In value based pricing, the company offers a low price for a high quality product.To use this method, the company has to reengineer its production processes to reduce the cost of production such that it is able to pass the saving in cost of production to consumers on a sustainable basis. This approach creates a long- term competitive advantage for the company.

iv. Perceived Value Pricing

In this approach, the company tries to estimate the price the buyers would be willing to pay for the perceived value of the product. A company builds up the perceived value of the product through innovative use of advertising and sales promotion. This approach is most commonly used in high end products like perfumes, cars, designer clothes, jewelry, and watches etc.

v. Competitive or Going Rate Pricing

In this approach, the company sets the price very close to the price charged by the competitor. This approach is used in mature products where creating differentiation is difficult. This is quite a popular method of pricing which assumes that the price charged by competitor is a fair price and could leave some profit for the company.
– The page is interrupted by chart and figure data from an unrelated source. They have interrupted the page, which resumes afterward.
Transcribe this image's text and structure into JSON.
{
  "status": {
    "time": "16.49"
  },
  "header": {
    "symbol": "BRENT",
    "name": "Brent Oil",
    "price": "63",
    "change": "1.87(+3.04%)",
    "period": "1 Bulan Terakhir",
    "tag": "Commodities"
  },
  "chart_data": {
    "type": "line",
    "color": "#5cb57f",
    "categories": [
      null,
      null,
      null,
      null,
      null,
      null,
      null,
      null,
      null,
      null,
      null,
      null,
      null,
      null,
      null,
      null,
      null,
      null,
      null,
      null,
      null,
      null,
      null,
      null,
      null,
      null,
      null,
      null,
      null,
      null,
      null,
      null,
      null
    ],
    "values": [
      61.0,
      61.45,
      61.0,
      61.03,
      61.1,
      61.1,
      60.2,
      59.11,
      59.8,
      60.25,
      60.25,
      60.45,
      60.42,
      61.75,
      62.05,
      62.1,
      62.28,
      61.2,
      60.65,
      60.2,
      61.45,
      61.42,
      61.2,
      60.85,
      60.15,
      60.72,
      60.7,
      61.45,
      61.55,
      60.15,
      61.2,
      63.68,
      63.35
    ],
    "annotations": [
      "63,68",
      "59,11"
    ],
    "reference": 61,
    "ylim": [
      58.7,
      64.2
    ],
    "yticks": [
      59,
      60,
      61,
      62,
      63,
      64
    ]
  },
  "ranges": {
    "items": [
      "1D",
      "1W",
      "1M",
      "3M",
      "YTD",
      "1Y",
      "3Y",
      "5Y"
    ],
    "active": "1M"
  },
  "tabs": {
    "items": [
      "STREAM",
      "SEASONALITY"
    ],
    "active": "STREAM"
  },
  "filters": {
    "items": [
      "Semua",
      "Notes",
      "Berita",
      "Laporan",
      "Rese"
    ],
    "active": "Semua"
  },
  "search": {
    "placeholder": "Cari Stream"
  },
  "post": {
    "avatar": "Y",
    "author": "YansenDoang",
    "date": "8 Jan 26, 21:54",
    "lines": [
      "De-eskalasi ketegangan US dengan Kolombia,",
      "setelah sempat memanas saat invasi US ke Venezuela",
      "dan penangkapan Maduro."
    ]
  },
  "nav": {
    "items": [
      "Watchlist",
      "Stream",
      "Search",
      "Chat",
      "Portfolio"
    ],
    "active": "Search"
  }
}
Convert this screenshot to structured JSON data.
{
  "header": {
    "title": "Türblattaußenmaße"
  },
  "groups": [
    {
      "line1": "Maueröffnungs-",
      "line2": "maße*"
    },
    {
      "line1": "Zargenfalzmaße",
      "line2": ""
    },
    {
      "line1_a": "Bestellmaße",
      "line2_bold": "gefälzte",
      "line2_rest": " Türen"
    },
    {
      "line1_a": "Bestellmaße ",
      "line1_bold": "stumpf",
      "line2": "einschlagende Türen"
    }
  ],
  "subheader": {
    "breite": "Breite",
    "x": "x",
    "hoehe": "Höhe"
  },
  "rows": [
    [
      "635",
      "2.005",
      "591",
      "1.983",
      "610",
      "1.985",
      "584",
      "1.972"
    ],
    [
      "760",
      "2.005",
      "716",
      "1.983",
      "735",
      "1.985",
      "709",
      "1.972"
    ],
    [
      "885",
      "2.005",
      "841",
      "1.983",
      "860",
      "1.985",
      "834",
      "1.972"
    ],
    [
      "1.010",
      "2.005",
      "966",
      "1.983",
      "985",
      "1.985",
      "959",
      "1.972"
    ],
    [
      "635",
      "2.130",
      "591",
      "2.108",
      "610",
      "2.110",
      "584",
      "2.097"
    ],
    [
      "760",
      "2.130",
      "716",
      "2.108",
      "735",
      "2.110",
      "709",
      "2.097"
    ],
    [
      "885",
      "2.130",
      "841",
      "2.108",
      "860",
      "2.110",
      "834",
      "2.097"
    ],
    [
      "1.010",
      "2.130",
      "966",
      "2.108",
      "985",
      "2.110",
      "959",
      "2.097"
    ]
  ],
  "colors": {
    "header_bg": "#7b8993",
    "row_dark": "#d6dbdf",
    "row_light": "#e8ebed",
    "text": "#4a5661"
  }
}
For example, when Mother Dairy launched packed milk in Mumbai, it set the price at the same level as that charged by Amul.

vi. Promotional Pricing
Companies use promotional pricing to drive various sales objectives. Some of these are given below:

 Buy One Get One Free: Companies offers the same product or some other product of the company to consumers if they buy their product. The objective here could be to induce trial of other product of the company, clear inventories and prevent consumer trying product of competing companies. For example,Amul uses this technique often with ice-creams. It gives a 500 gms pack of the same flavour or any other flavour free on purchase of one 500 gm pack.

 Cash Rebates: Companies use this technique to induce purchase during a specific period of time. Rebates can also help clear inventories without reducing the stated list price of the product.
 Special Event Pricing: Companies offer low prices, extended warranties etc.during a specific period of the year. The objective here is to cash on the preparedness of the consumer to spend during that period. Companies use this technique during festive season like Diwali by offering low prices or some promotional offers etc.

vii. Discriminatory Pricing

Companies can charge different price for the same product for different customer segments. Companies use positioning, packaging, and product information about the competitive landscape to differentiate the pricing. According to Kotler,Discriminatory pricing occurs when a company sell same product at two or more prices. They do not reflect a proportional difference in cost.

Differential pricing can be offered in several forms:

 Image pricing: Companies can position the same product differently to charge different pricing. Companies making perfumes use this technique very often.
 Product form: Different versions of the same product are priced differently but not in proportion to the definite cost structure. For example, Amul sells packed milk at Rs. 17 per litre and flavoured milk at 45-50 Rs. per litre.
 Location pricing: Companies sell same product differently at different locations even though the cost of offering the product is same at different locations. For example, Consumer durable companies use this technique very often while pricing the same products in different countries.